Introduzione

IPA[8]

Il termine IPA è l’acronimo di Idrocarburi Policiclici Aromatici, una classe numerosa di composti organici tutti caratterizzati strutturalmente dalla presenza di due o più anelli aromatici condensati fra loro. In questo sito saranno illustrate le loro principali proprietà e caratteristiche, e ciò vuole essere fatto a scopo divulgativo in modo da rendere più facilmente comprensibili i problemi legati all' inquinamento atmosferico. Vi sono inoltre delle sezioni che riguardano aspetti prettamente chimici del problema e che sono quindi rivolte ad un pubblico più limitato.
L' importanza degli IPA o PAH (Polycyclic Aromatic Hydrocarbon) deriva dal fatto che sono degli inquinanti atmosferici ed acquatici ubiquitari e diversi studi hanno dimostrato il loro coinvolgimento in molti disturbi di salute. Si ritrovano naturalmente nel carbon fossile e nel petrolio, da cui si estraggono, particolarmente dalle qualità ricche in aromatici. La loro formazione per cause antropiche avviene invece nel corso di combustioni incomplete di combustibili fossili, legname, grassi, tabacco, incenso e prodotti organici in generale, quali i rifiuti urbani. Gli utilizzi sono svariati; vengono utilizzati a fini di ricerca e alcuni vengono sintetizzati artificialmente. In alcuni casi vengono impiegati per la sintesi di coloranti, plastiche, pesticidi e medicinali. Il capostipite della classe chimica è il naftalene

Troposfera[9]

La troposfera viene definita come lo strato in cui si verificano quasi tutti i fenomeni meteorologici e contiene l'80% della massa gassosa totale e il 99% del vapore acqueo.

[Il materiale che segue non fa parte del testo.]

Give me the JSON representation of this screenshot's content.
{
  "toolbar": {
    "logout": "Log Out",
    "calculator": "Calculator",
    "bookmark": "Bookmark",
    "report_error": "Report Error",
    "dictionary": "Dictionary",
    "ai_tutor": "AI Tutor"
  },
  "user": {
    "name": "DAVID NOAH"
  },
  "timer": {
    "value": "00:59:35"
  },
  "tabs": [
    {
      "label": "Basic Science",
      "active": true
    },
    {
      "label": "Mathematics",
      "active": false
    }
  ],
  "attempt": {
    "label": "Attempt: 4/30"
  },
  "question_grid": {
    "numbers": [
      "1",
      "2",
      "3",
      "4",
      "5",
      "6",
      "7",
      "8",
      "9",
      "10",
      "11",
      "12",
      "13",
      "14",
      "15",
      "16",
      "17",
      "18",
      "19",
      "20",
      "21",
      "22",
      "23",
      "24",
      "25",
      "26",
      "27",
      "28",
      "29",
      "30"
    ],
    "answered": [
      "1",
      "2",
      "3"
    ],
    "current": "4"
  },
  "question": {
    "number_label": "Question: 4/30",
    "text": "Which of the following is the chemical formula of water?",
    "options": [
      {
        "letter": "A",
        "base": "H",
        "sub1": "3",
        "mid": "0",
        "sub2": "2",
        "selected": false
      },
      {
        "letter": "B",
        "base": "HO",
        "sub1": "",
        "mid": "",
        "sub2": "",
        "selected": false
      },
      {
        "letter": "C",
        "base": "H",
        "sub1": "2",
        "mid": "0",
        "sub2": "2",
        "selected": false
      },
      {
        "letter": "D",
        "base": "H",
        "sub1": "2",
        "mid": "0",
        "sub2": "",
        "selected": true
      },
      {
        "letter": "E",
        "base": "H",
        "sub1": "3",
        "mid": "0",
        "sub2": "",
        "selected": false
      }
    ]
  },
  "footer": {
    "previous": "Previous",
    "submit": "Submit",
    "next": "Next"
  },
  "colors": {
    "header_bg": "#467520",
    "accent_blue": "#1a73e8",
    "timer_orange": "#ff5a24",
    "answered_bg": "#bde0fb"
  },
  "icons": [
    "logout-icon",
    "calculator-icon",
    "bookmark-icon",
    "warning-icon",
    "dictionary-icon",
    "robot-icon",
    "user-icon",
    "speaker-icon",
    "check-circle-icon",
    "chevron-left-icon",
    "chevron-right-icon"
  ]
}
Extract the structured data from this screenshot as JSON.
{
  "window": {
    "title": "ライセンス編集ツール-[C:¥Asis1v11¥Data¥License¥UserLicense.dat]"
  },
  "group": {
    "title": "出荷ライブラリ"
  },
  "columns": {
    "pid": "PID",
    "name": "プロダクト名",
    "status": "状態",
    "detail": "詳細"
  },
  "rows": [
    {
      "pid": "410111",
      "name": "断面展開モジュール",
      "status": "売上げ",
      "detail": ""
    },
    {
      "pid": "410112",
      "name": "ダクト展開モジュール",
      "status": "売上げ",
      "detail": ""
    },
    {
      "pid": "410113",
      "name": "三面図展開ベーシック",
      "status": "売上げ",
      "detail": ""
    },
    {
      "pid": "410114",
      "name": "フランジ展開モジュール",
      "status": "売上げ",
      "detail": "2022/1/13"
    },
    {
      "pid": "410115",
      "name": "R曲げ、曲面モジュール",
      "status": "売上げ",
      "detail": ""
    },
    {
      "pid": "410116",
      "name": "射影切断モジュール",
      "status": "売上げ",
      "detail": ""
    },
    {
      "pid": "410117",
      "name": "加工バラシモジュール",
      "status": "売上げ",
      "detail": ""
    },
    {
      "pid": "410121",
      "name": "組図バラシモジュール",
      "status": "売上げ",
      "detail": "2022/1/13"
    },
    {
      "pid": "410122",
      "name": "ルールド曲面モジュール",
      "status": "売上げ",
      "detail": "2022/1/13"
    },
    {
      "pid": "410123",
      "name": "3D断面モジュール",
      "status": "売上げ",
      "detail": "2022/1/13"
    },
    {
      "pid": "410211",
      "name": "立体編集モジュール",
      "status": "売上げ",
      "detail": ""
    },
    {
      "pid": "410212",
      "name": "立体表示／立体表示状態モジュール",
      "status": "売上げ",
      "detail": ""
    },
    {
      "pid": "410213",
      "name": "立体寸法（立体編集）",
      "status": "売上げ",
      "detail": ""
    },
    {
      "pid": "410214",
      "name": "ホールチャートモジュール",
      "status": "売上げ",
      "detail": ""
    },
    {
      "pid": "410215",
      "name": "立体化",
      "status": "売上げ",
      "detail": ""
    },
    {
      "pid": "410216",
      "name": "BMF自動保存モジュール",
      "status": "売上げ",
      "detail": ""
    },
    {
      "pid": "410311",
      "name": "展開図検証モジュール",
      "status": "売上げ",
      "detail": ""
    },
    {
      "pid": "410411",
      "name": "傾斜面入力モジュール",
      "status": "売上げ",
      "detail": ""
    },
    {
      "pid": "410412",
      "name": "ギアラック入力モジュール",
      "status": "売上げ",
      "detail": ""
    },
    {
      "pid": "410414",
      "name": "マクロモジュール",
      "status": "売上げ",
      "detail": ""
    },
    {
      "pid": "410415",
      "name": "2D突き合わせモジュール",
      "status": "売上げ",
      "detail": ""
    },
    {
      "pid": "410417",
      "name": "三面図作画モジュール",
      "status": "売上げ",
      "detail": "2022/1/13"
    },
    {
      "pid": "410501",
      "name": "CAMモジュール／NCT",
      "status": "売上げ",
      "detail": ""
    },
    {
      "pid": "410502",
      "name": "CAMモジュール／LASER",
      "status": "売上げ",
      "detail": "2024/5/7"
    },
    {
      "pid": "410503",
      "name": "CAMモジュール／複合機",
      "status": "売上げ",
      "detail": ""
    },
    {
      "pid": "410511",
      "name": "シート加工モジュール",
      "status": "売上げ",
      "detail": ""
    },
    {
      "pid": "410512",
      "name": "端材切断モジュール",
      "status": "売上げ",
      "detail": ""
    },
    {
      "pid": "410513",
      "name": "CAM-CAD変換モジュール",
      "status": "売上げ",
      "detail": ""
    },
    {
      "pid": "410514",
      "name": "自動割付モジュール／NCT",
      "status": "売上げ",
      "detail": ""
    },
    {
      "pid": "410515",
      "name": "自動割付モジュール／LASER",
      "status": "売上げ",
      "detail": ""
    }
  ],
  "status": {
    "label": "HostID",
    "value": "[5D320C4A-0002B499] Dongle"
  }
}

L'aria della troposfera è riscaldata dalla superficie terrestre ed ha una temperatura media globale di 15 °C al livello del mare, che diminuisce con l'altitudine (in media 0,65 °C ogni 100 m di quota) fino ai circa -60 °C della tropopausa. L'aria degli strati più bassi, che tende a salire, genera grandi correnti convettive da cui hanno origine venti equatoriali costanti (gli alisei) e le perturbazioni atmosferiche. La troposfera ha uno spessore variabile a seconda della latitudine: ai poli è spessa solamente 8 km mentre raggiunge i 17 km all'equatore. La pressione atmosferica decresce con l'altitudine secondo una legge in prima approssimazione esponenziale; oltre i 7-8 km di quota la pressione è tanto bassa che non è più possibile respirare senza l'uso di maschere collegate a bombole di ossigeno. Salendo in quota, oltre a pressione e temperatura, diminuisce anche il contenuto di vapore acqueo dell'aria. Ad un certo punto la temperatura si stabilizza a -60°C circa: è la tropopausa, la zona di transizione fra troposfera e stratosfera.
La parola troposfera deriva dal greco "tropos" che significa 'variazione', 'cambiamento' proprio perché all'interno di questa sfera si trovano tutti quei moti d'aria verticali e orizzontali che rimescolano l'atmosfera stessa e che caratterizzano il mutevole 'tempo atmosferico'. La troposfera è inoltre il luogo della vita oltre che dei fenomeni meteorologici: tutte le piante e tutti gli esseri viventi vivono in essa utilizzando alcuni dei gas che la costituiscono.